Olman Campos · September 1, 2020 at 4:11 am
Revelador relato, Andrés! Lo tomo como una advertencia en lo personal, corro la voz y espero, de corazón, la total y pronta recuperación de vos y tu esposa.
Anonymous · September 1, 2020 at 12:26 pm
Good to know that you’re finally getting better progressively. Hope the best for both of you.
Just a comment: I think you forgot to hate the structural responsible for so many deaths mostly between the people who doesn’t have access to health care – meaning: big bourgeoisie and their political puppets…
Best regards and keep healing.
Sabine Van der haeghen · September 3, 2020 at 1:13 pm
What you describe is EXACTLY what is happening to me, also the loss of smell, everything, everything without any exception . Except this is not from Covid and is going on since 25 years, going from very bad to bad to very bad, non-stop. Attacking every system, organ and cell in the body. That is what they call derisively CHRONIC FATIGUE SYNDROME ! 25 years of pains, mysery and unbelief, hearing allover ” it is in your mind ” . Ignoring bloodtest. Ignoring because of their unending ignorance and arrogance. I call it chronic ignorance syndrome that becomes later the chronic unwillingness syndrome, because after years they even refuse you to be their patient and refuse tot check you for anything, such as even cholesterol . They send you out of their practice, as soon as possible ! Millions of people suffer from this cfs. I am sorry for saying this but this Covid might be the only hope cfs patients have now. NOW they are obliged to do real research ! Covid is a gift for cfs patients, if the gentlemen are willing tot see that in cfs exactly the same things happen. Getting infected with Covid also will mean a very bad outcome for is. I wish you good luck and in the meantime l beg all of you to make your symptoms continiously in public. Never stop writing about how you are !!!
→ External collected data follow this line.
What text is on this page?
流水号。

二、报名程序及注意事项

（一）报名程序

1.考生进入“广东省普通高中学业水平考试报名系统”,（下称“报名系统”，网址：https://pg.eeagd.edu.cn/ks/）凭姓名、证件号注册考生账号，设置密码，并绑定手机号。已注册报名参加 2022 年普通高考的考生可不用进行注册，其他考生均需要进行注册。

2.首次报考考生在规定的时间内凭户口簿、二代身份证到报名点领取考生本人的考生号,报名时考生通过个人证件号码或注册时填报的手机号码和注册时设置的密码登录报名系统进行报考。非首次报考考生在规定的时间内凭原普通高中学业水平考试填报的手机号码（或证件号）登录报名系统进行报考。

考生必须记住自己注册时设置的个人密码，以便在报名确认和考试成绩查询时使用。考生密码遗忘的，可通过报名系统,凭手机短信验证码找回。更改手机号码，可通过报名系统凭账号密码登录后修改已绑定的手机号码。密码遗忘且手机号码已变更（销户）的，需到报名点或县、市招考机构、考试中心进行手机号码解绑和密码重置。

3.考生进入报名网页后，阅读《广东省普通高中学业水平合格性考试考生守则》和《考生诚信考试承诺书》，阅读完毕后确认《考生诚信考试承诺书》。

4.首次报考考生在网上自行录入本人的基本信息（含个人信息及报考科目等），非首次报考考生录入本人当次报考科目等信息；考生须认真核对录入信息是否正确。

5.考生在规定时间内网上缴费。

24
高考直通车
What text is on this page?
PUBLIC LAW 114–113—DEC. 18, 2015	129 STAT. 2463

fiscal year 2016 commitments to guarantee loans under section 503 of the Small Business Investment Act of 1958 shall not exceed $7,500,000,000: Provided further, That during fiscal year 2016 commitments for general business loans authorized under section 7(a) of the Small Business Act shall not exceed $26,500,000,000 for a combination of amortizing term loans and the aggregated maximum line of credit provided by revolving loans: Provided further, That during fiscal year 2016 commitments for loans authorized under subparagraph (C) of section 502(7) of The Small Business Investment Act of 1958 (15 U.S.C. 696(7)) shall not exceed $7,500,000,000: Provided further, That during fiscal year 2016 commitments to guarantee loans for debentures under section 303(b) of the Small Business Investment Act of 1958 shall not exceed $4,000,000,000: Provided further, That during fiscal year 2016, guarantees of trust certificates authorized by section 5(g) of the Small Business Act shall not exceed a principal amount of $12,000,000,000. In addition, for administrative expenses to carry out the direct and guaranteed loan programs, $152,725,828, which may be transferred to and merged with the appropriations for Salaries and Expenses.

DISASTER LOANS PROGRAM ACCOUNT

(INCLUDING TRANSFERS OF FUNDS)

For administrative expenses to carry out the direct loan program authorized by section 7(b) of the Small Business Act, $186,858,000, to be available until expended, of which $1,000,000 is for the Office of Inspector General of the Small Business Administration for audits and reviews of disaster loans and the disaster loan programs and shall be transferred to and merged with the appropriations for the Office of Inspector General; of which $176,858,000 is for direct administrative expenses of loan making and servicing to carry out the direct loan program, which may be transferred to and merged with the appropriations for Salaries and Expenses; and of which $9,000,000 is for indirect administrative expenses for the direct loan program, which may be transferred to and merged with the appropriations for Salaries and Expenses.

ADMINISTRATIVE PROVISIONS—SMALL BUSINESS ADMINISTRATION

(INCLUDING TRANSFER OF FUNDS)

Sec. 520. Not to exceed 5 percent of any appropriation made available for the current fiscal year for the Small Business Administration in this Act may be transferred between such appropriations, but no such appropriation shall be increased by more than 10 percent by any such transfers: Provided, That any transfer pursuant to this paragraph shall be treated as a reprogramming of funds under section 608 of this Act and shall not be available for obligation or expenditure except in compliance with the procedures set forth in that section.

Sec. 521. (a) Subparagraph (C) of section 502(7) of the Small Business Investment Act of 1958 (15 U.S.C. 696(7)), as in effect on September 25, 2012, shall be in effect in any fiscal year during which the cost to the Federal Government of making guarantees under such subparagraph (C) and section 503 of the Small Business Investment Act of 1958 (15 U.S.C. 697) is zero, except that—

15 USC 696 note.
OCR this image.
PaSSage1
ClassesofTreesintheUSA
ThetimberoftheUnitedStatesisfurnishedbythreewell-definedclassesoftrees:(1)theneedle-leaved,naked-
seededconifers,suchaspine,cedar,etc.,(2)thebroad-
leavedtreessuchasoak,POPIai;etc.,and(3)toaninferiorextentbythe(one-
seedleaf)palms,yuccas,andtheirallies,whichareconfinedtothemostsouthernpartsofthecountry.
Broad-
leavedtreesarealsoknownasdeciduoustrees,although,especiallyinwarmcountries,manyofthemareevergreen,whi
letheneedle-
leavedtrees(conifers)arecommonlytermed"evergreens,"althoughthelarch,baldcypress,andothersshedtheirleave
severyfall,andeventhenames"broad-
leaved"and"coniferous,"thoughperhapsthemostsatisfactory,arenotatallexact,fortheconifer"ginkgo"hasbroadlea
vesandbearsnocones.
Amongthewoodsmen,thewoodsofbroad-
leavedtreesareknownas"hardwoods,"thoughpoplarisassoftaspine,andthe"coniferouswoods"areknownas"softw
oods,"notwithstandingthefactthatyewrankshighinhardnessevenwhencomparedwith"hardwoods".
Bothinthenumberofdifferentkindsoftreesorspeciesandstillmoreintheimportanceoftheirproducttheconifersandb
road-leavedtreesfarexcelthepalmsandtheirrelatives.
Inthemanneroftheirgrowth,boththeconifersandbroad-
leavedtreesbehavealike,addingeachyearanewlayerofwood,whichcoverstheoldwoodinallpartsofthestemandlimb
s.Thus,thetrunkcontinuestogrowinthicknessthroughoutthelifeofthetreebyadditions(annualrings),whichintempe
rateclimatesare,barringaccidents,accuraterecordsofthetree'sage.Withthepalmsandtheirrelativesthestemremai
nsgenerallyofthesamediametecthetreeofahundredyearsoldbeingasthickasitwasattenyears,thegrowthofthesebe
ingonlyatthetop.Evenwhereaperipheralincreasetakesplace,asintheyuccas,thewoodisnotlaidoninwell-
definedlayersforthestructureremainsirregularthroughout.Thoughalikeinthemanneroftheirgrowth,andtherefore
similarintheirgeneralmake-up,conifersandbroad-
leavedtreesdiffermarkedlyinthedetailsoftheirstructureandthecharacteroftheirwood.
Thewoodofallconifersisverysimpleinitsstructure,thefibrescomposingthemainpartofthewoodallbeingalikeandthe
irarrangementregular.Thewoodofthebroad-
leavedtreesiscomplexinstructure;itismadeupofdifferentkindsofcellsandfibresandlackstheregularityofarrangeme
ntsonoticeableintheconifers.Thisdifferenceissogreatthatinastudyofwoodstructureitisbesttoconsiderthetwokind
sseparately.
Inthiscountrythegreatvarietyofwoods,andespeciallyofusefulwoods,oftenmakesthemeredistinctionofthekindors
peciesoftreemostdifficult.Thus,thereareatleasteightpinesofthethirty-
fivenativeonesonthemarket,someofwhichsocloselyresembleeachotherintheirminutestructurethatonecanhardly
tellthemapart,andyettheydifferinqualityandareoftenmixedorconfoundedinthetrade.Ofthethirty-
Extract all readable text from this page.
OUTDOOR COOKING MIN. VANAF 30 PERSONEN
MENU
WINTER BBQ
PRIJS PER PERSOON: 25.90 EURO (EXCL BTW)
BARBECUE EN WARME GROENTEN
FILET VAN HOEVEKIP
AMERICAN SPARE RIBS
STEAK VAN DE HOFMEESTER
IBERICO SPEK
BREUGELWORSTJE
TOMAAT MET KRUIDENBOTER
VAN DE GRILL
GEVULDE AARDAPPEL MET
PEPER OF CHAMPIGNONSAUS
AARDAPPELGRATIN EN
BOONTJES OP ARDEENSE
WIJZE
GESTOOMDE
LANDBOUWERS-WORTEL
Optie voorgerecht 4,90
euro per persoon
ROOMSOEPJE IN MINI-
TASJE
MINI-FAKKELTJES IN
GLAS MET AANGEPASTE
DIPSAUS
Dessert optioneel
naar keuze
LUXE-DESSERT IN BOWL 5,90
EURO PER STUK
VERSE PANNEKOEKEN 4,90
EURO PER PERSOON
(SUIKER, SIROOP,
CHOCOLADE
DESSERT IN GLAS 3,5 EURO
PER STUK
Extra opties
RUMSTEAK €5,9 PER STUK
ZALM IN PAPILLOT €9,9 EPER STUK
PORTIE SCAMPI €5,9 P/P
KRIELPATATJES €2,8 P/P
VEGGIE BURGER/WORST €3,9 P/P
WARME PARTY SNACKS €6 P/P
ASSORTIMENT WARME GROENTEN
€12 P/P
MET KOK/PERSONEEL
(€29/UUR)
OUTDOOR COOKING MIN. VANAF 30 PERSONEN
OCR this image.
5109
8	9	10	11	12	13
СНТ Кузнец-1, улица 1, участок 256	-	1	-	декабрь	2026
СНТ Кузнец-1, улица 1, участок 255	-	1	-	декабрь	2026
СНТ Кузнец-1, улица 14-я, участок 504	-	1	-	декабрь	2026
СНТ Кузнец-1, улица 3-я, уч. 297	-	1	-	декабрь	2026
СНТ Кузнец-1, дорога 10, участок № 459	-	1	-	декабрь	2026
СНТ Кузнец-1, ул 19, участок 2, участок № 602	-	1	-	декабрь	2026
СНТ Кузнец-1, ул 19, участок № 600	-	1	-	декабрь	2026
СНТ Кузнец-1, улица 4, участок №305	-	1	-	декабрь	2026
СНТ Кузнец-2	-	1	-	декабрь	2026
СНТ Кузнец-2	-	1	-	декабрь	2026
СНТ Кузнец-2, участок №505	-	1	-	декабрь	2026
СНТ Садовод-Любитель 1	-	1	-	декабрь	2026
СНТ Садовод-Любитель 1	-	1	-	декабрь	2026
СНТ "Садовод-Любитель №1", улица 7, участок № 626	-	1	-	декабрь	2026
Susan Fletcher · September 12, 2020 at 11:59 am
So sorry to read about your ordeal, Andres. Just because others are suffering, does not lessen what you and your wife, and Sabine, are enduring. The more people publish their experiences, the more we will learn how to tackle this pathogen and the more health aware we will be. I wish you all well. Thank you for making the effort to record and share your experiences.